Monday, January 1, 2018

Good-bye - Hello

January 1 can be a trying day.

You'd like to get on with the new start and the new routine, but everything is closed.  Also, today was -15 degrees F.  I think it eventually warmed up to -7.  I stayed inside.  No exercise for this body today.

The sun has already set, darkness falling black outside the windows.  Granted we haven't eaten supper yet, haven't even worked up an appetite for supper.  Still, the daylight is over and the day mostly gone.

I washed a few sheets and towels.  Shawn washed the dog.

It's been a slow start to 2018, all things considered.

Last night was a blue moon, or maybe not quite.  Maybe tonight is the full moon.  But last night, December 31, the moon was round and particularly bright, after a lovely full moon on December 1.  Shawn and I ventured out into the dry, bitter cold to look at it before we went to bed.  When it gets that cold, the outside air sucks your breath away but almost doesn't feel cold to your skin, because it seems to burn.  A cold burn.  We quickly turned our faces to the moon, appreciated its brilliance, and hurried back inside.  Then we went to bed, on New Year's Eve, at about 10:30 p.m.
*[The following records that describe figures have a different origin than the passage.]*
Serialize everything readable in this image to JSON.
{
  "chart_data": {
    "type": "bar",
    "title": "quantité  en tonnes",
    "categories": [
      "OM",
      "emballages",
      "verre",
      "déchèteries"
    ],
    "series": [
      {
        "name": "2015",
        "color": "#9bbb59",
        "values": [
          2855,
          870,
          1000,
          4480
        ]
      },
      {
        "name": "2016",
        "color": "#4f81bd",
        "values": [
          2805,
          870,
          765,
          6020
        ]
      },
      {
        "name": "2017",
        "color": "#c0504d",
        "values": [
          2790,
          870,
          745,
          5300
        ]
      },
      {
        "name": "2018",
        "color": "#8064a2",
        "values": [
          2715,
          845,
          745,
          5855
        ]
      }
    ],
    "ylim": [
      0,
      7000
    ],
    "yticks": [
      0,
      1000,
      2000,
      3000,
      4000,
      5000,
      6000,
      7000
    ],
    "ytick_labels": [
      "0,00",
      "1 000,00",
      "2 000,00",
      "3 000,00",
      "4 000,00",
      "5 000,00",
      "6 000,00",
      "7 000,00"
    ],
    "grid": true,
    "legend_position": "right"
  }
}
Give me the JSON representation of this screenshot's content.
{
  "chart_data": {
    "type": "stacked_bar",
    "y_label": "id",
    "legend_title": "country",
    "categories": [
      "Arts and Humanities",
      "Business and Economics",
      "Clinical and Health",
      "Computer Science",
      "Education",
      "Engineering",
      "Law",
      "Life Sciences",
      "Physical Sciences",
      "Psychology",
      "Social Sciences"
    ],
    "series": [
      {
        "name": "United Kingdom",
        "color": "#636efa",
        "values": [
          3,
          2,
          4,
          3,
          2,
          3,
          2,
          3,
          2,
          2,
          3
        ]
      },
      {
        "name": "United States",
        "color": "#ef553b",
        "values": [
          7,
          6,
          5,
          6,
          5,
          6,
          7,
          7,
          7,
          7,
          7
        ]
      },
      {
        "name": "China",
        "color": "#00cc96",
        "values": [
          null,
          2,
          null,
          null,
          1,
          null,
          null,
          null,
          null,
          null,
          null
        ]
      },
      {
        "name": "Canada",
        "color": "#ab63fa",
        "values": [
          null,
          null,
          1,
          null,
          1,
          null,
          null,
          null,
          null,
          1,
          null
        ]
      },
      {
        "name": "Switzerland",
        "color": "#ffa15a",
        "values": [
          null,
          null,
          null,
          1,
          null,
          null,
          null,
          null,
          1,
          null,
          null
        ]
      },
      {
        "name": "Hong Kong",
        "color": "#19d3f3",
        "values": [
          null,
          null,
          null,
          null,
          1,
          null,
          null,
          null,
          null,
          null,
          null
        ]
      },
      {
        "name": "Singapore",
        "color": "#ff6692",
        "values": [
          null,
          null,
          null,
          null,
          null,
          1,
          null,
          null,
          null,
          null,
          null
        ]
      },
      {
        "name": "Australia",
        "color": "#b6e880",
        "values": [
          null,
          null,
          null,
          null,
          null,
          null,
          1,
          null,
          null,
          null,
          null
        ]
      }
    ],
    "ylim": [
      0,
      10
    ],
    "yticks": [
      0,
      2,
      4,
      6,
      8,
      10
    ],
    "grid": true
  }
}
The kids left on Thursday and Friday, December 28 and 29.  David and Ashton left early Thursday morning.  Matthew and Laura had planned to take Shannon to the Indy airport on their way home Friday, but snowy conditions moved them to try to leave ahead of the storm.  Shannon had a late flight, which was further delayed by the weather.  Shawn and I were happy to glean a few extra hours with her, so we offered to take her to Indy later.

We almost crashed the car on our way home from Indy.  Highway 465, the beltway around Indianapolis, is five lanes wide (I think, at least that...), and it was completely unplowed after 5-6 inches of snow had fallen.  You couldn't make out any lanes, and the surface of the road was extremely slick.  As we sloughed northward, amidst a mixture of cautious and reckless drivers, all of a sudden, for no obvious reason, a car ahead of us and to our right lost control and careened in an arc across a number of lanes, towards the left side of the road.  We and the car directly to our right (which was also a bit ahead of us) began to brake and try to avoid a collision.  On our left, in the "fast" lane, another car was approaching, faster than the rest of us.  As the out-of-control-car crossed in front of us and slid into the left lane, the car chugging up the left lane was completely unable to stop or slow down, and it T-boned the careening car with an ominous crunch of metal.  The impact carried both vehicles into a sort of circling dance; right in front of us, they spun around together.  I prayed, and Shawn tried to figure out which way to steer to avoid them without hitting the other cars around us, while pumping his brakes.  They glided off onto the inner shoulder and we left them in our wake.  I wonder if any other vehicles piled into them.

It's easy to feel thankful when you have a near miss like that.  For awhile, the relief and adrenaline took the edge off missing the kids.

Saturday was a dull day.  Of course we were tired.  And Christmas let-down set in with a fury.  I don't know what we did all that day.  We did not cook or wash dishes, which is a nice silver-lining after the excitement of houseguests.

Sunday was church, which is always nice.  Church, lunch with Jonathan, football in the afternoon, a Vikings win.  A lazy day.  I ate popcorn, applesauce and granola, and drank a number of mugs of tea.

Which brings us to today.

I apologize for this lame blog post.  It's been so long since I've written, I scarcely know what to do with myself here.

My words for the year are Power and Glory (God's), and I also want to grow in humility.  Perhaps "want" is too strong a word there.  I perceive the importance of growing in humility and hope to get better at it, although I have a certain dread of the pain that such an endeavor may involve.  Still (an idea I've explored before), I think humility is the surest, and perhaps only, path to ultimate joy.  I will write more about Power and Glory and humility another day.

2017 was a busy year, full of graduations and trips.  We experienced gains and losses, triumphs and sorrows.  It was a good year for the garden and a bad year for the ornamental pear trees.  Some excruciatingly horrible things happened, but there was no lack of small and medium sized miracles to keep us conscious of the truth that a sovereign God in heaven watches over us with love.